Until recently the outlook for patients in South Africa with extensive burns was bleak. The best they could hope for were highly specialised transplant techniques, depending on the availability of resources. If they survived, patients faced long and excruciating hospital stays, with mixed results at the end of their treatment alongside a very substantial bill. In some cases the total cost of skin grafting can be up to R1 800 000.
A new technique developed by doctors at Tygerberg Hospital is now challenging this prognosis for serious burn victims, offering life-saving, viable and affordable treatment and making their previously bleak outlook much brighter.
Dr Wayne Kleintjies, head of the adult burn unit at Tygerberg Hospital developed the new technique, which makes use of the patient’s own skin, which is then externally cultivated in a laboratory from skin harvested via a skin biopsy. Other options, using skin from donors or other species are soon rejected and have proven to be of limited value. The new technique is remarkable in the sense that it offer patients treatment at the fraction of the cost that similar techniques would normally cost. "With our new technique, we treated the first patient with a total cost of R995," Dr Kleintjies said.
Dr Wayne Kleintjies discusses the procedure
The technique is not entirely new, but the culture method differs dramatically from others in its simplicity, effectiveness, biological safety and modest cost. The technique costs around R1 000 whereas comparable treatment with existing methods could stretch to R1 800 000. A great advantage is that no immunosuppressant drugs are needed because the patient’s own skin is used. Dr Kleintjies explained that the technique is revolutionary due to the fact that no expensive and extensive laboratory equipment is needed. "We can now grow skin in the room next to the patient", Kleintjies said. "The simplicity of the technique, the cost effectiveness and the effectiveness is comparable to other skin culture techniques and also important is the fact that it is absolutely biologically safe. This makes it very suitable for use in a third world country."
Dr Kleintjies explains the technique in short: "You need a skin biopsy from the patient. The skin is then cut up in smaller pieces, then you grow the skin for 14 days. Once the skin has grown out in layers, you can place it on the patient."
Kleintjies further explains that it differs from the current well known Epicel (the technology that was used in the Pippie Kruger case), in that with Epicel the skin is cultured in a major laboratory. "The skin cells are grown on mice cells. With our technique you don't need expensive laboratory equiptment. No animal material is used, making it biologically safe."
Listen to Western Cape Health MEC Nomafrench Mbombo discuss the potential impact of the treatment across the third world
Western Cape Health MEC, Mrs Nomafrench Mbombo said that she is excited that the new technique will make access (for patients) to this innovation possible." She further said that the new technique will help treat many patients. "In the Western Cape we have a lot of shack fires. There is a great need."
During the press conference Dr Kleintjies said that burns covering more than 30% of the total body area are life-threatening in most cases. "Patients will certainly benefit from this new technique."
Two patients already treated
This new technique, referred to by Kleintjies as the "Tygerberg Burns Unit technique", has been successfully used in the past year on two patients. A 16-year-old boy was discharged from the ICU only two weeks after receiving the transplant and the second patient, who had 63% total body surface area burns, was out of the ICU in four weeks.
Full application was made to Stellenbosch University’s Health Research Ethics Committee in 2014 to request that the procedure be extended to help other patients.

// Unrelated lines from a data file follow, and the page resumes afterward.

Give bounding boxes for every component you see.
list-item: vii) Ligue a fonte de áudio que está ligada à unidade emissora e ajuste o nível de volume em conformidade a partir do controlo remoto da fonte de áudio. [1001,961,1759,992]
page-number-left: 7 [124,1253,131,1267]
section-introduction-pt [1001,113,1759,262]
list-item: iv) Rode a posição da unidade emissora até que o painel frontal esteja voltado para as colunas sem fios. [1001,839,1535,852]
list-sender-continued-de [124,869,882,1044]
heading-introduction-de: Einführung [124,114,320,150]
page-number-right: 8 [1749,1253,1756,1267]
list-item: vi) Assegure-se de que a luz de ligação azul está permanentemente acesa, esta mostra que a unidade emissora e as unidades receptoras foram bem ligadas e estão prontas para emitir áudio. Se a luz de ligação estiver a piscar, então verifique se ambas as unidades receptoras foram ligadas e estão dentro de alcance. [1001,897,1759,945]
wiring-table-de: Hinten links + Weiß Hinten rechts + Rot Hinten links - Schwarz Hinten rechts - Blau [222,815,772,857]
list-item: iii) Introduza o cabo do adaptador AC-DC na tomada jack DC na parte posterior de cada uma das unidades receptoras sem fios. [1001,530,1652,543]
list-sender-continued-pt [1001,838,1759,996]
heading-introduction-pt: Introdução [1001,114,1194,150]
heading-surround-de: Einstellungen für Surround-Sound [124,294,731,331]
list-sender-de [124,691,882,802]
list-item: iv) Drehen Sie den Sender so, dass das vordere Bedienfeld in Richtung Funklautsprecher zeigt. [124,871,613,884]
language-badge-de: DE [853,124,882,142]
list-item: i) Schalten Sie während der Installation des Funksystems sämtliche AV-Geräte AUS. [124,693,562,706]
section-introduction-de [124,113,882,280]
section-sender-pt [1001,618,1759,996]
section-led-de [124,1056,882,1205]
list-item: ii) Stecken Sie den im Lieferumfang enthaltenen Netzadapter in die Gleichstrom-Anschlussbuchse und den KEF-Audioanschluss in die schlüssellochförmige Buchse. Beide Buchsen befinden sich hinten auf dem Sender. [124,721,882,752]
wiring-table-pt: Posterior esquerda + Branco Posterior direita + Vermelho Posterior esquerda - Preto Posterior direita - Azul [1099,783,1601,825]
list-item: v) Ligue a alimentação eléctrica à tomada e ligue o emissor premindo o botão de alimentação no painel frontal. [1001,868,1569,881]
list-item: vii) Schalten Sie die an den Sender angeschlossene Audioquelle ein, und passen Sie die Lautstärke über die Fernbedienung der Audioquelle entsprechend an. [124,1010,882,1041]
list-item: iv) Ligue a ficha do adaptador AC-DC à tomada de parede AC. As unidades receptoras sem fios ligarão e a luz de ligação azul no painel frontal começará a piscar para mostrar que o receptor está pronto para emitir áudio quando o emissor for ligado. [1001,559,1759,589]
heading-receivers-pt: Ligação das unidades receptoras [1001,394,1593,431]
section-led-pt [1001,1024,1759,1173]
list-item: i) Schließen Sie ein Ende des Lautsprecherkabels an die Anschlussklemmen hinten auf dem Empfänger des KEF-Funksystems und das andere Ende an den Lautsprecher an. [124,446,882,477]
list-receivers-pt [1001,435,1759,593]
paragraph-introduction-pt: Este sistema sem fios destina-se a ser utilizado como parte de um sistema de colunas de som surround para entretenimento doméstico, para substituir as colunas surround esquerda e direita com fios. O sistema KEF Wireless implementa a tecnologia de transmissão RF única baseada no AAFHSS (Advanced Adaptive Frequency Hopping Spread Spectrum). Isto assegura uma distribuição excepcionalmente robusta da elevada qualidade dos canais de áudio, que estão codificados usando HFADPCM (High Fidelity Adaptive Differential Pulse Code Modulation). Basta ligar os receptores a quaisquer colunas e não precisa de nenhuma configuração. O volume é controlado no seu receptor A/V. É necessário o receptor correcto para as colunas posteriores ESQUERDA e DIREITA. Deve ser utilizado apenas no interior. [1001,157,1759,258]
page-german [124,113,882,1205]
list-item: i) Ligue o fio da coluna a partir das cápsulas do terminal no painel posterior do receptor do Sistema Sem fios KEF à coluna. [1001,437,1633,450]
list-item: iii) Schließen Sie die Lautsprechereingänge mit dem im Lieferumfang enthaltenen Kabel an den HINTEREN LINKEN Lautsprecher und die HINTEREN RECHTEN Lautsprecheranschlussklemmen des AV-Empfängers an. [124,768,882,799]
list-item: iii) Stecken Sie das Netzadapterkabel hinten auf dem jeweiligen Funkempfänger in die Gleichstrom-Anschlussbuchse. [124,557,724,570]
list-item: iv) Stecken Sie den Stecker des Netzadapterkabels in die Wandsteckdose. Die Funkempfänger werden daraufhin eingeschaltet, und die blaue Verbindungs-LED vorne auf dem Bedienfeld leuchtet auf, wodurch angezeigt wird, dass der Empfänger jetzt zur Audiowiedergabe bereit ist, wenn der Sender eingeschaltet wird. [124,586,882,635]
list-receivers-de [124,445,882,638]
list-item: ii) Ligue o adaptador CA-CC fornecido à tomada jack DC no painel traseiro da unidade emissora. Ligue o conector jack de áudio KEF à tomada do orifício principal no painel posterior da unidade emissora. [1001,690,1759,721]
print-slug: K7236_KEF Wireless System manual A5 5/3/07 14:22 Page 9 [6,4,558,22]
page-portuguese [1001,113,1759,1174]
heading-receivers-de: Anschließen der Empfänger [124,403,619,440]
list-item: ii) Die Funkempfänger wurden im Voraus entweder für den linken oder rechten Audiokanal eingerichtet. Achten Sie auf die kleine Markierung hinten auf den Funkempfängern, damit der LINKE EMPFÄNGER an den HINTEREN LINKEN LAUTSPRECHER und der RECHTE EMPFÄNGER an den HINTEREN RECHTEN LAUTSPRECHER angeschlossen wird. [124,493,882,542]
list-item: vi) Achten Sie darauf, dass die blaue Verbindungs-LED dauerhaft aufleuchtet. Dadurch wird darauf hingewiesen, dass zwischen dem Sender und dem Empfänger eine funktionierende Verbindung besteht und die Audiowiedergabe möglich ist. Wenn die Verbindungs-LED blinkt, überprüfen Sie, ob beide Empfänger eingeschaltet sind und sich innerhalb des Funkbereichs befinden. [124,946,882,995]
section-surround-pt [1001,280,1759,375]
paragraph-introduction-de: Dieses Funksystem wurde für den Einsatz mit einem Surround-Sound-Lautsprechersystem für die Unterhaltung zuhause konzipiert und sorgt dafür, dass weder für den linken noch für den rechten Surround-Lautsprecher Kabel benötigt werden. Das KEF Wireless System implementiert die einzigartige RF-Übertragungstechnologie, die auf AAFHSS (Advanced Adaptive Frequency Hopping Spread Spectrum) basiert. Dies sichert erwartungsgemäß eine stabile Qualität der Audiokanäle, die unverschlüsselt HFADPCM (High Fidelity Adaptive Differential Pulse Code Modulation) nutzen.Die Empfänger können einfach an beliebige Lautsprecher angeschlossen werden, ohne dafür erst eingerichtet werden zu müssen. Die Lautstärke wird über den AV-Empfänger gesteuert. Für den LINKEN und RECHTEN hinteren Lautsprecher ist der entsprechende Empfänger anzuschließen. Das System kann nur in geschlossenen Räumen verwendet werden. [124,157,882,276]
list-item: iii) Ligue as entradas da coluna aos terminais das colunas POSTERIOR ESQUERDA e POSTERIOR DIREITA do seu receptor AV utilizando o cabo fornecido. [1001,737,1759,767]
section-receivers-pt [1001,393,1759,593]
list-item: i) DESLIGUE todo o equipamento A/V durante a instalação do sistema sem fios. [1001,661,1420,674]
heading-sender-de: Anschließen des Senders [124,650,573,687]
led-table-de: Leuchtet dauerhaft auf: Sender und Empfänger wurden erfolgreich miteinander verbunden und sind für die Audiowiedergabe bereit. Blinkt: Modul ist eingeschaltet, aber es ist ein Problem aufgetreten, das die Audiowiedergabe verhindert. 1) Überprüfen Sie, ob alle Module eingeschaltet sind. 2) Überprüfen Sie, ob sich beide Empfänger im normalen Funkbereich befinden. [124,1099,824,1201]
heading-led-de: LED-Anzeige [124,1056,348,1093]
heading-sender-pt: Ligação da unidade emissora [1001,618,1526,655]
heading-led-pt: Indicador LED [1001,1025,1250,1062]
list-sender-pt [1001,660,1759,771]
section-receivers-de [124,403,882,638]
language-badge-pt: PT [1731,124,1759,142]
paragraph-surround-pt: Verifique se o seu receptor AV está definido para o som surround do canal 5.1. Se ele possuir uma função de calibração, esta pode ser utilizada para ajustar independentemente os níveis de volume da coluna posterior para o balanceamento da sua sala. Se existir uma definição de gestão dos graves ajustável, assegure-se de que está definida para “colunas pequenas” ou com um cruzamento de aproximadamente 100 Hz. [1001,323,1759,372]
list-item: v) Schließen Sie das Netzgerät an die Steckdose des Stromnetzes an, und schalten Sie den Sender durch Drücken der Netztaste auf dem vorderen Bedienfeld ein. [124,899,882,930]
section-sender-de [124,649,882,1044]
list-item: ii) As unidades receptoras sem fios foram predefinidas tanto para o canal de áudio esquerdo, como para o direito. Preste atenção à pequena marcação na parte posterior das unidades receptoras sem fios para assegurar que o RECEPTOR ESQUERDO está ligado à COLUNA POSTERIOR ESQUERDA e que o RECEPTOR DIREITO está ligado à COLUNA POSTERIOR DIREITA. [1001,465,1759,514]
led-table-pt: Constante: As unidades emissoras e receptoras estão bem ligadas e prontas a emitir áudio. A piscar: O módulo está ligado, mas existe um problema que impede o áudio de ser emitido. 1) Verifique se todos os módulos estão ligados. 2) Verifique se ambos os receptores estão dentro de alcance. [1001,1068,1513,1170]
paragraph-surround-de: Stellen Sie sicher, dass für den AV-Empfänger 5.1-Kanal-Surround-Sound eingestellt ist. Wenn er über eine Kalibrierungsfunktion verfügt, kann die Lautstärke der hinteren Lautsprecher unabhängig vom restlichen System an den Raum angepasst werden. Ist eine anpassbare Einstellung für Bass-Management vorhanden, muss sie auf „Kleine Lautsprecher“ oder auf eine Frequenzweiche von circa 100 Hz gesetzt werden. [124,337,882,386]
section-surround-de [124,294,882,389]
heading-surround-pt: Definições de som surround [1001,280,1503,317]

Dr Kleintjies said the idea for the new technique came about while he was treating the sixteen-year old patient that suffered extensive burns following an assault. The patient was in ICU for three months and his condition was rapidly deteriorating. "He was basically just skin and bones", Kleintjies said. "It was not possible to operate on the patient because he was too weak. The only resort was to use cultured skin, but unfortunately the Epicel product was not available due to an import ban." Dr Kleintjies said he prayed out of desperation to save the patients life. "Fortunately, God gave me insight into the new technique" he says
The patient that received skin cultured from the new technique is currently in the general burns ward.
Dr Kleintjies with Health MEC and the patient
Hope that new technique is not commercialised
The exact details of the new culture technique have not yet been made public. Kleintjies said that he hopes this technique will not be commercialised. "There is a risk that companies will make this technique available at a price. For us in third world countries, with lots of burn patients, price is very important. I know that, if you are not careful, people can copy the technique and sell it at a high price. This will defeat the purpose of making it available as a cost effective way to safe many patients." Dr Kleintjies said he is currently awaiting final feedback on the pending patent for the technique.
A host of other techniques are available, but none of them prove to be cost effective. This is particularly important in this country, where the South Africa Medical Research Council (SAMRC) estimates that approximately 3.2% of the adult population in South Africa suffer from thermal injuries a year. In a press release from the Western Cape Department of Health, it is stated that "the primary goal with the method is to save the patients' lives. The secondary goal is to do it safely and within budget."
"We are very proud of our clinicians; their relentless quest for excellence and their spirit of innovation," Dr Beth Engelbrecht the Head of the Western Cape Department of Health said in a press release.